European and US Law: Working Hours

In the USA the federal work week standard is 40 hours, but in practice this is sometimes considered part-time. Yet in many states working more than a certain number of hours brings overtime pay into play. Standards vary widely. In California every minute after the 8th hour in any given day is subject to overtime pay. In New York overtime begins after the 40th hour worked in a week. Consequently, New York employees may work four 10-hour days and not be paid overtime, whereas in California this results in eight hours regular pay plus two hours overtime for each of the four days.
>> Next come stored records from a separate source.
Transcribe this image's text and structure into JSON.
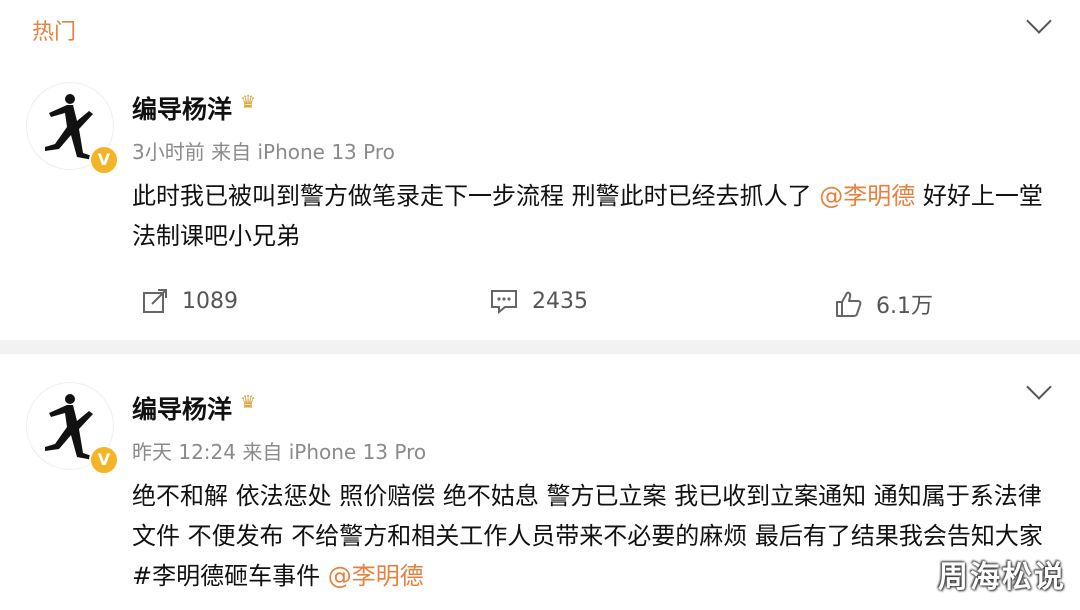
{
  "header": {
    "tab_label": "热门"
  },
  "posts": [
    {
      "author": "编导杨洋",
      "time": "3小时前",
      "source": "来自 iPhone 13 Pro",
      "text_main": "此时我已被叫到警方做笔录走下一步流程 刑警此时已经去抓人了 ",
      "mention": "@李明德",
      "text_tail": " 好好上一堂法制课吧小兄弟",
      "repost_count": "1089",
      "comment_count": "2435",
      "like_count": "6.1万"
    },
    {
      "author": "编导杨洋",
      "time": "昨天 12:24",
      "source": "来自 iPhone 13 Pro",
      "text_main": "绝不和解 依法惩处 照价赔偿 绝不姑息 警方已立案 我已收到立案通知 通知属于系法律文件 不便发布 不给警方和相关工作人员带来不必要的麻烦 最后有了结果我会告知大家 ",
      "hashtag": "#李明德砸车事件",
      "mention": "@李明德"
    }
  ],
  "watermark": "周海松说",
  "colors": {
    "accent": "#e8803f",
    "verified": "#f4b428"
  },
  "icons": {
    "dropdown": "chevron-down-icon",
    "repost": "repost-icon",
    "comment": "comment-icon",
    "like": "like-icon"
  }
}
Overtime in the USA is calculated as ‘time and a half, or 1.5 times normal wages (plus 50%’ in European terminology).

In Europe the situation is even more muddled than in the US. Famously, the French work week is 35 hours, with limitations on overtime. To show that this is not a typical European phenomenon the Swiss workweek is 45 hours in the services, industrial and retail industries and 50 hours elsewhere. But the difference is not limited to the standard work week. Notably overtime pay and resting time are subject to different numbers of hours. In Austria the official work week is 40 hours although most employees work 38 to 39 hours. Weekday overtime pay is plus 50%, on Sundays and holidays plus 100%. Employees must take an 11-hour period between two work days. Germans work between 36 and 39 hours a week, capped at 48 hours including overtime. Overtime pay is to be paid plus 25%, night work plus 10%. Belgium makes it even more complicated with a five-day, 38-hour workweek, meaning that not all working days are equally long. Further, overtime pay is plus 50% on Sundays and plus 100% on holidays. Employees may not work more overtime than 11 hours per day, 50 hours per week and must take an 11-hour period between two work days.